One of few VisualBasic methods beside this that I like very much is the
CDate (because it converts as well very easy Database Items. The docs from
MSD say that this conversion methods are much improved comparissing with VB6
and that there is not any reason not to use them. In contrary it is advised.

By the way, there is somebody in this newsgroup active who does not agree
this with me.

:-)

Cor
 
Cor Ligthert said:
"Armin Zingler">

?

System.Convert (ToDateTime)

only calls date.parse.

That's only relevant to the programmer, not the user, above all for historic
reasons (VB6). CDate expects an object, date.parse expects a string. If you
pass as string, there's no difference to date.parse.

I wanted to show the three main levels of format limitation (strict,
flexible, user defined) rather than showing all available methods.

Armin
 
Cor Ligthert said:
Armin
Exactly. I am as well active in the dotNet general newsgroup. You
understand the discussions that has been?

No, I don't read that group.
I don't ask further because it's probably been discussed already. :)
One of few VisualBasic methods beside this that I like very much is
the CDate (because it converts as well very easy Database Items. The
docs from MSD say that this conversion methods are much improved
comparissing with VB6 and that there is not any reason not to use
them.

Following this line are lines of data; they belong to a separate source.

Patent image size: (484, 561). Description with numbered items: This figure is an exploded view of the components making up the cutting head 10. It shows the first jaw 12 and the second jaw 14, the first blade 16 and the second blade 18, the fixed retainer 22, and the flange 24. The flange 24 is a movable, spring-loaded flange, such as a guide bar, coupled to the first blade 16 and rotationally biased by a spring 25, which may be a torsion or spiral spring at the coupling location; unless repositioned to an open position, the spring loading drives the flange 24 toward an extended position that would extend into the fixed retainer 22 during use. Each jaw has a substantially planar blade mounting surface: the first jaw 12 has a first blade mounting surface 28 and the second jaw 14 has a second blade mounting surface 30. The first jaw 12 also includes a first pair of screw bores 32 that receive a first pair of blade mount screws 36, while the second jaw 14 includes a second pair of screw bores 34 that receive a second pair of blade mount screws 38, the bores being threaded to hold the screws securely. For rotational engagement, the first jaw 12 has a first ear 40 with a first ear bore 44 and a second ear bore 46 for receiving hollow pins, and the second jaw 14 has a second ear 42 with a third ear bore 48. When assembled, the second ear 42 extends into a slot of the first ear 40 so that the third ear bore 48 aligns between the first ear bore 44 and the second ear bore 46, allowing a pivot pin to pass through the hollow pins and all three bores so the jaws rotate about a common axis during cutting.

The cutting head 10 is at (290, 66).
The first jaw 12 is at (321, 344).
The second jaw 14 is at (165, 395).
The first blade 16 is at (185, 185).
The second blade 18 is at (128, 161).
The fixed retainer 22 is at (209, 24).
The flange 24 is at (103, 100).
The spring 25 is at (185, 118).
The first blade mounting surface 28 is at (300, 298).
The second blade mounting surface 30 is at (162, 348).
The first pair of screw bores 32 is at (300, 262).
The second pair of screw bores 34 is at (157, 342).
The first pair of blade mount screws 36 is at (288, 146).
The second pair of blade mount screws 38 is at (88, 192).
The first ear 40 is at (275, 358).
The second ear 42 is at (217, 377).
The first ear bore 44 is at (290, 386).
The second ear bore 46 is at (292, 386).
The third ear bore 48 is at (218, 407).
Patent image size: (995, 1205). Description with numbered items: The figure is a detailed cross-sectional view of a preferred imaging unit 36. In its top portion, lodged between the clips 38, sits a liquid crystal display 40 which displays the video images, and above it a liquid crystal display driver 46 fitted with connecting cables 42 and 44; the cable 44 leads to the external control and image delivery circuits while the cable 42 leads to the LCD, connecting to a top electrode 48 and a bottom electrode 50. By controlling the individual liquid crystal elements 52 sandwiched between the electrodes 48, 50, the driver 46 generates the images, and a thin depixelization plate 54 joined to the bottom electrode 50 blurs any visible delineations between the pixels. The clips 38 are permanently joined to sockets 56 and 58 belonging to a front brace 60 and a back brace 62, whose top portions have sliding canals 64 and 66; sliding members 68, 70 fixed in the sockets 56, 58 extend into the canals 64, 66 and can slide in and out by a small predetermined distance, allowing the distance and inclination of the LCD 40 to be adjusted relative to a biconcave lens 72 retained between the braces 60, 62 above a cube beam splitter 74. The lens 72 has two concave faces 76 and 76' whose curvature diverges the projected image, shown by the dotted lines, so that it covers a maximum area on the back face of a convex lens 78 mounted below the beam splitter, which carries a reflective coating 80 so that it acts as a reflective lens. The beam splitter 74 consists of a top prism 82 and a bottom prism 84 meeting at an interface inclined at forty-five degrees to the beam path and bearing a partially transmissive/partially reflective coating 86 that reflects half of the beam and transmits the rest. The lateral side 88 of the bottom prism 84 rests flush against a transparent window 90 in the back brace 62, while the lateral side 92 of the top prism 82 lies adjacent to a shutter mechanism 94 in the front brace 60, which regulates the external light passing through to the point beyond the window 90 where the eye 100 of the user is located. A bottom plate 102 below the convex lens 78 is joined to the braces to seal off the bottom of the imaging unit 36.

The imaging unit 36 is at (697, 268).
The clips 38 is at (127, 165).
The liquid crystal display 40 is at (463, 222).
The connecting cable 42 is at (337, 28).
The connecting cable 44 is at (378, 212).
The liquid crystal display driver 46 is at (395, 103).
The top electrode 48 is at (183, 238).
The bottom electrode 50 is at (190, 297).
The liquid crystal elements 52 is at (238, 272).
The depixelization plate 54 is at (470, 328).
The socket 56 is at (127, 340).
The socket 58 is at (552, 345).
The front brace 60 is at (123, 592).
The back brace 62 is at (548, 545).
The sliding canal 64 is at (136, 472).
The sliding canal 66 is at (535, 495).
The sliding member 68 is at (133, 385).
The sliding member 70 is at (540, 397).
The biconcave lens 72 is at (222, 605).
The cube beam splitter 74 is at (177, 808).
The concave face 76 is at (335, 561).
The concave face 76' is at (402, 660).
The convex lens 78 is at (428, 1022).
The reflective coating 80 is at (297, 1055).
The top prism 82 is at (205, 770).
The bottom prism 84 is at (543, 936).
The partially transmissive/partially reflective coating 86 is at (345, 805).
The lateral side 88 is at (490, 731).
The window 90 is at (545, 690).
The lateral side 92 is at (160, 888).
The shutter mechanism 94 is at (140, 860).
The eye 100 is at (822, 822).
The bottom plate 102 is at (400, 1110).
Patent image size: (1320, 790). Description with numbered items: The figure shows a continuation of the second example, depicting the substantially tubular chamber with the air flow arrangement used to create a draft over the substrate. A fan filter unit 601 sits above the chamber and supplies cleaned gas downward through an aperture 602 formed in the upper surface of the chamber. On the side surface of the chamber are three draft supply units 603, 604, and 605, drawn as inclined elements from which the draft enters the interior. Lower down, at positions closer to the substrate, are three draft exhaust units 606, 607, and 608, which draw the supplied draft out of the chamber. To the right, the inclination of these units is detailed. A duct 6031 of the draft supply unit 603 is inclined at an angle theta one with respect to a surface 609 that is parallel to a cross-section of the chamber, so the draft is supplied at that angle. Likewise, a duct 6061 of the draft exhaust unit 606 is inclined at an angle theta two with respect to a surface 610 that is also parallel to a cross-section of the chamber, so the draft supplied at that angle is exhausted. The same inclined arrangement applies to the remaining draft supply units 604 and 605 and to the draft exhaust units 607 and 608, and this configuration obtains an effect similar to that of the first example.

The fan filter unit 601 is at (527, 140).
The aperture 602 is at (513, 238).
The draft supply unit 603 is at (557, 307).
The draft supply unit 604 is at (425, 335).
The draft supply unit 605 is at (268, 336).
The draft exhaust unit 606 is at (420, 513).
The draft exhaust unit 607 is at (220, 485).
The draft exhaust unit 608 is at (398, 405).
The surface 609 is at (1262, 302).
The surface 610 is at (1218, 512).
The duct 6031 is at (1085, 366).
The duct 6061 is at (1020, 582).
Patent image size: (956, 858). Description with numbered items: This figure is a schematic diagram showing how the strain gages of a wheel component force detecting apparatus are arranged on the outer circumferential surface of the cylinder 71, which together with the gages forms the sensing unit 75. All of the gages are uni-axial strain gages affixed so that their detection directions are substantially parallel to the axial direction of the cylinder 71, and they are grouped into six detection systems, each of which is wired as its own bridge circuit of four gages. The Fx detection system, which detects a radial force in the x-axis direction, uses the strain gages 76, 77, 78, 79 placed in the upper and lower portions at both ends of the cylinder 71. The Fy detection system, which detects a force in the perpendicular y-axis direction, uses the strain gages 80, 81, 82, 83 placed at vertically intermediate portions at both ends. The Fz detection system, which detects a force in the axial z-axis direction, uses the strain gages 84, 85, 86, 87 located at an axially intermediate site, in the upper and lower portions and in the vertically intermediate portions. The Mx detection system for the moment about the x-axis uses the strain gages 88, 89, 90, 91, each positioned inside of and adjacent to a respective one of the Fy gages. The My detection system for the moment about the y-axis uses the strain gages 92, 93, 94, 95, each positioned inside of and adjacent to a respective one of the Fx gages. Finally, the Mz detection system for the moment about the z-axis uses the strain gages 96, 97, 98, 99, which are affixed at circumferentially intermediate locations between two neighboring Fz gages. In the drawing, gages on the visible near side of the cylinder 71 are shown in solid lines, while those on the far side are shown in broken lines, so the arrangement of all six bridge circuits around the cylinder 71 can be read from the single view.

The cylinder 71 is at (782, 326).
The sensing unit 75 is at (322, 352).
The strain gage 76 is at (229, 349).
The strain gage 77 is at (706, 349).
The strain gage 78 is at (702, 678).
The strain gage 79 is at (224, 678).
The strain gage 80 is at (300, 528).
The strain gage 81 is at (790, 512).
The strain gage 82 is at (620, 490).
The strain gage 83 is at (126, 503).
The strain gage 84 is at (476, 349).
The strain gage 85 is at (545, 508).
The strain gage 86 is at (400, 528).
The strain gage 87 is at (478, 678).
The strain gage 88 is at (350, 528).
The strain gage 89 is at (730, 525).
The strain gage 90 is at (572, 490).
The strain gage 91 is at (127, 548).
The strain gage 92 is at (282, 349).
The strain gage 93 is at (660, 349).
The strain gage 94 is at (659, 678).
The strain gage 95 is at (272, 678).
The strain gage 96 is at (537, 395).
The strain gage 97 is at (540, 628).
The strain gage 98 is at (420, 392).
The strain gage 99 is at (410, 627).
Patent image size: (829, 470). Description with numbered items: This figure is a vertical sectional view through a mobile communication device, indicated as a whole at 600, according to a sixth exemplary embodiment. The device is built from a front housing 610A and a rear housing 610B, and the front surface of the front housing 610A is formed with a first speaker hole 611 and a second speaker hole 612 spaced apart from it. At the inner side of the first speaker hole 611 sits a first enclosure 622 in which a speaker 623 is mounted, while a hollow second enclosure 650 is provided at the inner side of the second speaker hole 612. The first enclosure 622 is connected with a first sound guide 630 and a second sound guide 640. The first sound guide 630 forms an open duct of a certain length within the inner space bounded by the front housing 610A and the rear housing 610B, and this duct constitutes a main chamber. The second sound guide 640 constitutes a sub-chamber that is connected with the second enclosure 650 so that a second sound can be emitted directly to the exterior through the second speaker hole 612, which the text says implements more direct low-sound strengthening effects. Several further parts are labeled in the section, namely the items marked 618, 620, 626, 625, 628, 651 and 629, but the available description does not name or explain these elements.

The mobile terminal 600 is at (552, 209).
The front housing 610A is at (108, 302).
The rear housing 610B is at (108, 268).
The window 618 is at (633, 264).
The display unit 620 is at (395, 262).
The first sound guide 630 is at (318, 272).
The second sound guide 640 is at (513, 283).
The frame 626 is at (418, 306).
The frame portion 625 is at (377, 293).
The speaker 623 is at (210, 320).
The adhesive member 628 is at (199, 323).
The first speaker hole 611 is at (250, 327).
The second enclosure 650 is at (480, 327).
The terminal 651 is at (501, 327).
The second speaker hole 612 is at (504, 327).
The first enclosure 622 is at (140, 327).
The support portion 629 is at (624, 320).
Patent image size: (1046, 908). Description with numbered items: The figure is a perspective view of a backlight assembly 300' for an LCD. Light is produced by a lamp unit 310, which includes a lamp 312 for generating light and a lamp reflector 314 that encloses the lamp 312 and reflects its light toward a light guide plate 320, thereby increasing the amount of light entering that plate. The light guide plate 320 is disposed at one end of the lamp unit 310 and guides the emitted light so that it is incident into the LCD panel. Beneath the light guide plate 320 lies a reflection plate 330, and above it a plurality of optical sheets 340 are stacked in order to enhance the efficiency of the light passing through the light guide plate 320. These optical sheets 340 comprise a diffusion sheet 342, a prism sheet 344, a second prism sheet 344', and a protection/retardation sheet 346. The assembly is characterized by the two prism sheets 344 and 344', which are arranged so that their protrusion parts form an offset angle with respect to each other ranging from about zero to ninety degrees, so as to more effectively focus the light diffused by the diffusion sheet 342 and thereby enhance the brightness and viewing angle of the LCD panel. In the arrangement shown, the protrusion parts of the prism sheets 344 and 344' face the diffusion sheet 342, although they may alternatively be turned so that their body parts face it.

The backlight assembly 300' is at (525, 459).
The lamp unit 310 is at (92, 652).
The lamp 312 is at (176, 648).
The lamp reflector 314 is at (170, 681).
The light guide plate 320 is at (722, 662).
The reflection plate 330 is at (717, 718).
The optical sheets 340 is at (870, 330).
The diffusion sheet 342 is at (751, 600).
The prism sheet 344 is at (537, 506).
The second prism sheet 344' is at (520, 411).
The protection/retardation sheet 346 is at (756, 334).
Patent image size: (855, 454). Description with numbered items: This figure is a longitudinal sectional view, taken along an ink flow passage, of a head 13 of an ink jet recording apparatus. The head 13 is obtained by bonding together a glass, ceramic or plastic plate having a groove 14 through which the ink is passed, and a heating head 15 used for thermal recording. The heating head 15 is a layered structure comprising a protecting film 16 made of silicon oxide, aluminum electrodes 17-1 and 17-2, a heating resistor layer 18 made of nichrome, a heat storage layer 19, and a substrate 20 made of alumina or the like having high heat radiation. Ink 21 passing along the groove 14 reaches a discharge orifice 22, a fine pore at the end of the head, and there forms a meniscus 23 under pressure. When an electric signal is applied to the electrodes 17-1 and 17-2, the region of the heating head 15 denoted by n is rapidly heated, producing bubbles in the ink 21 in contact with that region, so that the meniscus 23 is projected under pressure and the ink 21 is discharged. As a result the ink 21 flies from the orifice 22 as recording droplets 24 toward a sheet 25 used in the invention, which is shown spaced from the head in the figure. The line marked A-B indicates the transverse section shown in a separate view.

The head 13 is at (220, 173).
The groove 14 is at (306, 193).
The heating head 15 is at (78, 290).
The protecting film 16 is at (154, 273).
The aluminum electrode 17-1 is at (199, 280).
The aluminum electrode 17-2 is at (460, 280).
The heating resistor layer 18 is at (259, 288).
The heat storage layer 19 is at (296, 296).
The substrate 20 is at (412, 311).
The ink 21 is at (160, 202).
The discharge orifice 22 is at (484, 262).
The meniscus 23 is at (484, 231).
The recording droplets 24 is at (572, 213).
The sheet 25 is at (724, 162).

In contrary it is advised.

By the way, there is somebody in this newsgroup active who does not
agree this with me.

:-)

I think, I know him. ;-)

Armin
 
Armin,

Oh, if that means the same in German as Dutch

(Glad that you declared it to me, I understood you wrong)

:-)

Cor
 
Extracted from full quote below:
As a string input is usually taken from
the user - you know, the slowest part of the chain - there is absolutely no
need to optimize this process.

If you had a high-traffic ASP.NET site with a lot user-entered date
validation required, is there still "absolutely no need to optimize this
process"?

Jason
 
Jason Pettys said:
Extracted from full quote below:


If you had a high-traffic ASP.NET site with a lot user-entered date
validation required, is there still "absolutely no need to optimize
this process"?

If you have one user sitting in front, is there any reason to forbid
Try/Catch?


Armin
 
Armin said:
If you have one user sitting in front, is there any reason to forbid
Try/Catch?

I don't understand your question. As I said in my first reply to the
OP: "It probably wouldn't matter much on a Win Forms app, but I would
really back away from this on ASP.NET if you're expecting any volume of
traffic."

In the latter case I would anticipate that a lot of unnecessary
exceptions would cause a noticeable performance penalty. In the former
case I think one could get by with a Try/Catch. I guess my point was
that there are cases where optimization should be a concern even when
the only validation is of user-entered data, and one should be aware of
both sides when picking how to validate dates.

Don't you agree that a developer should be aware that in some cases the
exception-based approach can be a performance problem?